La vida de Juan Manuel, no es poco rara a la de muchos de su generación; va a cine cuando puede y siente ganas, le gusta escuchar música de tierras lejanas para sentir que puede extrañar su casa. Pero lo más interesente de Juan Manuel es su gusto por la arquitectura, le encanta hablar durante horas acerca del manejo de la luz y de cómo se puede hacer que el sol te salude por las mañanas cuidadosamente y no sea un inoportuno y brusco despertar. A Juan Manuel le gusta despertar con el sol, le gusta quedarse observando los cambios de los grises azulosos a los amarillos rojizos, a veces parece divisar el punto exacto en donde la noche deja de ser noche y el día se convierte en día; es un punto efímero y delgado que puede pasarse fácilmente si se mira deprisa un amanecer, pero es el instante en donde hay una detención del tiempo y todo se convierte en un extraño asombro ante el cual sólo es posible retroceder pero imposible escaparse…
Así que a él le gusta jugar construyendo paredes y ventanas que digan: buenos días querida noche. Pero también le gusta construir escaleras, que lleven a sus habitantes a los ninguna parte, da la impresión a sus huéspedes de estar perdidos y solo divagar, pero es precisamente esa impresión que los hace buscar entre las habitaciones y descubrir que detrás de cada puerta se encierran tiempos y mundos diferentes. Hay escaleras, además, en caracoli, rectas, automáticas,  con pasamanos, sin pasamanos, con descansos, sin descansos; parece que las escaleras también tuvieran personalidad, o algo que les diera una identidad…
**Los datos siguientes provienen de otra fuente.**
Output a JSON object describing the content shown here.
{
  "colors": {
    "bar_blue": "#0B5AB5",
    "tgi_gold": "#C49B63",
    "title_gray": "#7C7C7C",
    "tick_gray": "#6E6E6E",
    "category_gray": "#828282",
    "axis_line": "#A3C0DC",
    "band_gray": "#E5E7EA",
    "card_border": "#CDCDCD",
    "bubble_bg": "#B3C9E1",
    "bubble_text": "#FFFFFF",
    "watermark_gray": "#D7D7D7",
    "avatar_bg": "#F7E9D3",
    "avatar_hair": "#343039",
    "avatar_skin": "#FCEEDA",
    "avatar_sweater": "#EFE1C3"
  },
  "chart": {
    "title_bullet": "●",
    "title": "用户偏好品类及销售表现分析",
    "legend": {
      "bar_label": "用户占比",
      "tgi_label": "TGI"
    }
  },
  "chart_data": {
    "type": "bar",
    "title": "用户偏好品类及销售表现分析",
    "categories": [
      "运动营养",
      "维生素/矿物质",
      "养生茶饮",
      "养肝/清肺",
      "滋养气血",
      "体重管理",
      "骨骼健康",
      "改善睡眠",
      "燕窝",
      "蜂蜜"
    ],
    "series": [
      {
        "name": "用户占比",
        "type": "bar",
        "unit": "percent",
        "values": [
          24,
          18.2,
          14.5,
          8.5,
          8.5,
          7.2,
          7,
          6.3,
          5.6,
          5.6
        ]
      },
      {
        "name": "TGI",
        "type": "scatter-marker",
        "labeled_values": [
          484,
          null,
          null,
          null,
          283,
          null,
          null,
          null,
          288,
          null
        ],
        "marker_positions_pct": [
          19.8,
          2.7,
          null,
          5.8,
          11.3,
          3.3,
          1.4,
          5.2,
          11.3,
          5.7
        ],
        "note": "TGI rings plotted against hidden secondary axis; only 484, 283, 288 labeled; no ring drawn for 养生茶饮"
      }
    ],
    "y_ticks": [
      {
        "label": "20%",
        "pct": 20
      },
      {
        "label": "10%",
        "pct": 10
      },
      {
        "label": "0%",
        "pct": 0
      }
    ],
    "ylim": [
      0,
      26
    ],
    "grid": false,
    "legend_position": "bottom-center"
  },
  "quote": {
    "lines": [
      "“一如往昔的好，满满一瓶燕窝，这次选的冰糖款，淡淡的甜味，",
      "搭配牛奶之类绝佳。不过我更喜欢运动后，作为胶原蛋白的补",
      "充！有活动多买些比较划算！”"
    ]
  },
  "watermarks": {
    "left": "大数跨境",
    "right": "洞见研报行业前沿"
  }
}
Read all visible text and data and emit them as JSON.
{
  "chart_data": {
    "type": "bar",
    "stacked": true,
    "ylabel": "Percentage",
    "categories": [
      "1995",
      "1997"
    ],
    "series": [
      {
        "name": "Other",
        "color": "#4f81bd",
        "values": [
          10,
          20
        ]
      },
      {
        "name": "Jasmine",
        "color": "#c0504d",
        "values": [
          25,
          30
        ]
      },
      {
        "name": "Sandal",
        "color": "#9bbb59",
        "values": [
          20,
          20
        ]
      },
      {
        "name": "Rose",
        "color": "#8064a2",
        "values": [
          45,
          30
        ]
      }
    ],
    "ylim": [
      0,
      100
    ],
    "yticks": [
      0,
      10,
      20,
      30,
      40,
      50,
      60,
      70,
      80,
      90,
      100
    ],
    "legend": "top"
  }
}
Pero basta de hablar de escaleras y paredes que esos hay que dejárselo a los libros de arquitectos. Un día Juan Manuel llegó a su casa por la noche y cuando volteó su cabeza para mirar el cielo oscuro y taciturno encontró una luna rodeada por un halo blanco a su alrededor, se dirigió al piso más alto de los apartamentos y en la terraza volvió a observar aquel raro fenómeno del cual él era un espectador. Recordó por un momento los cuentos de Poe, era como una noche de cuentos, como si en el fondo hubiera un pianista que tocara una melodía lenta y un saxofonista vagabundeara por entre las calles de la ciudad; de pronto comenzó a llover tímidamente y las gotas traslúcidas brillaban por momentos pequeños como si existiera una delgada cortina entre el mundo y sus ojos.
Poco a poco la lluvia fue mojando el cabello de Juan Manuel y recordó que a diferencia de cuando es de día las noches no son tan tristes; pensó en todas sus despedidas y en todos los saludos que le habían dado en la vida, unas lágrimas suaves se confundieron entre la lluvia, y sintió un pequeño blues que le invadía el alma. Más, sin embargo, no lloró por sus amores ahora lejanos y distantes en el tiempo, a esas tristezas le tomó fotografías y ahora están en un álbum que tan solo de vez en cuando se saca para no olvidar los momentos. Mientras llovía las hojas de los árboles caían al tiempo, así que cuando amaneció las calles parecían entapetadas por una delgada capa de hojas grandes y cafés.
– Cuando llueve y caen las hojas me dan ganas de tomar chocolate, de escuchar la espuma que parecen ser crocante y tener entre mis manos frías algo que me caliente, entonces puedo creer que el tiempo no pasa y que a lluvia que golpea al vidrio de la ventana me esta saludando a su manera,  a veces salgo a caminar bajo la lluvia para sentirme sólo y acompañado al mismo tiempo, entonces abro mis brazos y dejo que me toquen miles de gotas porque de una u otra forma tanta belleza es imposible de retener y tan solo la dejo pasar por mi.